Valuation leads to the societal division of labor

 

  • Individuals always aim action at maximizing psychic profit, and can evaluate actions. This is implicit in the action axiom, that “man acts”.

     

  • All action is economizing; decision are based on valuation.

     

  • Alternatives for valuation:

     

    • One person does all valuation for everyone (problematic).
    • Weigh opportunity costs.
    • All individuals decide for themselves.

     

  • No one person can do all of the calculation needed to determine what should be produced.

     

  • General structure of causality:

     

    1. Preferences cause supply and demand.
    2. Supply and demand determines the prices of goods.
    3. The prices of goods determine the cost for consumers, and the revenues for entrepreneurs.
    4. Preferences determine the supply of factors.

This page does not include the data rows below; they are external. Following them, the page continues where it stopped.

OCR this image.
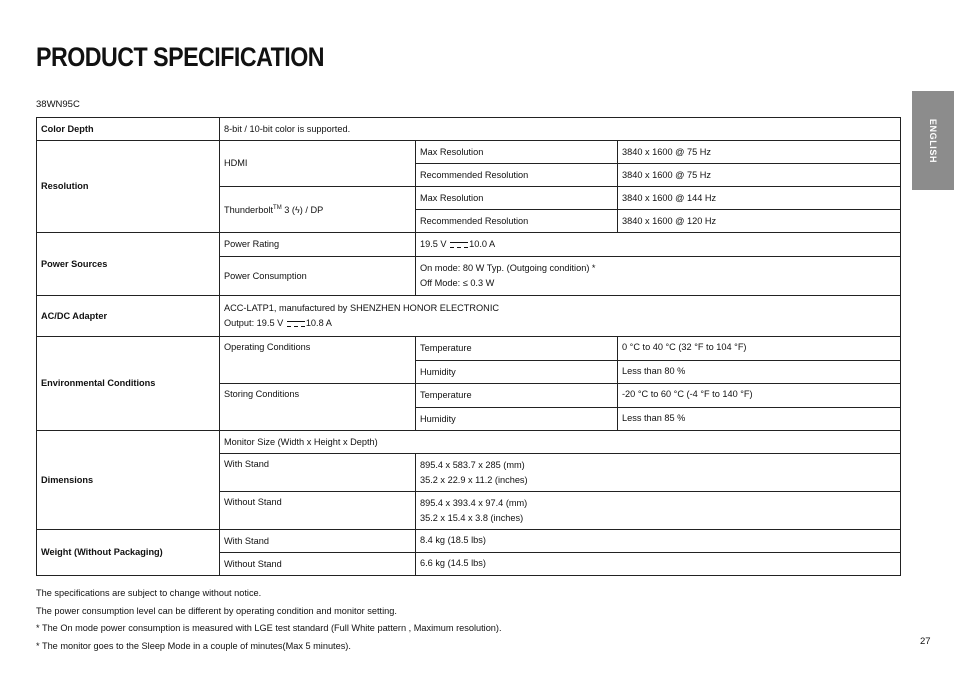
PRODUCT SPECIFICATION
38WN95C
ENGLISH
Color Depth	8-bit / 10-bit color is supported.		
Resolution	HDMI	Max Resolution	3840 x 1600 @ 75 Hz
		Recommended Resolution	3840 x 1600 @ 75 Hz
	Thunderbolt™ 3 (ϟ) / DP	Max Resolution	3840 x 1600 @ 144 Hz
		Recommended Resolution	3840 x 1600 @ 120 Hz
Power Sources	Power Rating	19.5 V 10.0 A	
	Power Consumption	On mode: 80 W Typ. (Outgoing condition) *
Off Mode: ≤ 0.3 W	

AC/DC Adapter	ACC-LATP1, manufactured by SHENZHEN HONOR ELECTRONIC
Output: 19.5 V 10.8 A		

Environmental Conditions	Operating Conditions	Temperature	0 °C to 40 °C (32 °F to 104 °F)
		Humidity	Less than 80 %
	Storing Conditions	Temperature	-20 °C to 60 °C (-4 °F to 140 °F)
		Humidity	Less than 85 %
Dimensions	Monitor Size (Width x Height x Depth)		
	With Stand	895.4 x 583.7 x 285 (mm)
35.2 x 22.9 x 11.2 (inches)	

	Without Stand	895.4 x 393.4 x 97.4 (mm)
35.2 x 15.4 x 3.8 (inches)	

Weight (Without Packaging)	With Stand	8.4 kg (18.5 lbs)	
	Without Stand	6.6 kg (14.5 lbs)	

The specifications are subject to change without notice.

The power consumption level can be different by operating condition and monitor setting.

* The On mode power consumption is measured with LGE test standard (Full White pattern , Maximum resolution).

* The monitor goes to the Sleep Mode in a couple of minutes(Max 5 minutes).	27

The revenue for entrepreneurs restrains their demand for factors.
    5. The supply of factors and the demand for factors determines the price of factors.
    6. The price of factors determines the revenues for sellers and the costs for entrepreneurs.

     

  • Two Laws of Utility:

    These laws apply for equally suitable uses of goods; one unit serves any one end; e.g.,

    • 1st use of car => transportation to job
      2nd use of car => errands
    1. Diminising Marginal Returns: the greater the stock of the good, the lower the value of the marginal unit, because that marginal value goes to the least valued use.
    2. More units of a good are preferred to less units of a good.

     

  • Consider the following examples (H = horse):

    Rank..Buyer A..Buyer B..Buyer C
    1st....$16k.....$14k.....$12k
    2nd....H........H........H
    3rd....$13k.....$15k.....$11k

    Rank..Seller X..Seller Y..Seller C
    1st...$11k......$13k......$15k
    2nd...H.........H.........H
    3rd...$10k......$12k......$14k

    Price..Q{D}..Q{S}
    $15k...1.....3
    $14k...1.....2
    $13k...2.....2*
    $12k...2.....1
    $11k...3.....1

    Above the market clearing price ($13k), sellers want to sell, but buyers don’t want to buy. Below the market clearing price ($13k), buyers want to buy, but sellers don’t want to sell. At the market clearing price, buyers want to buy and sellers want to sell, and all traders have their preferences satisfied. Price fixing at a price above or below the market-clearing price will result in excess supply or shortages, respectively.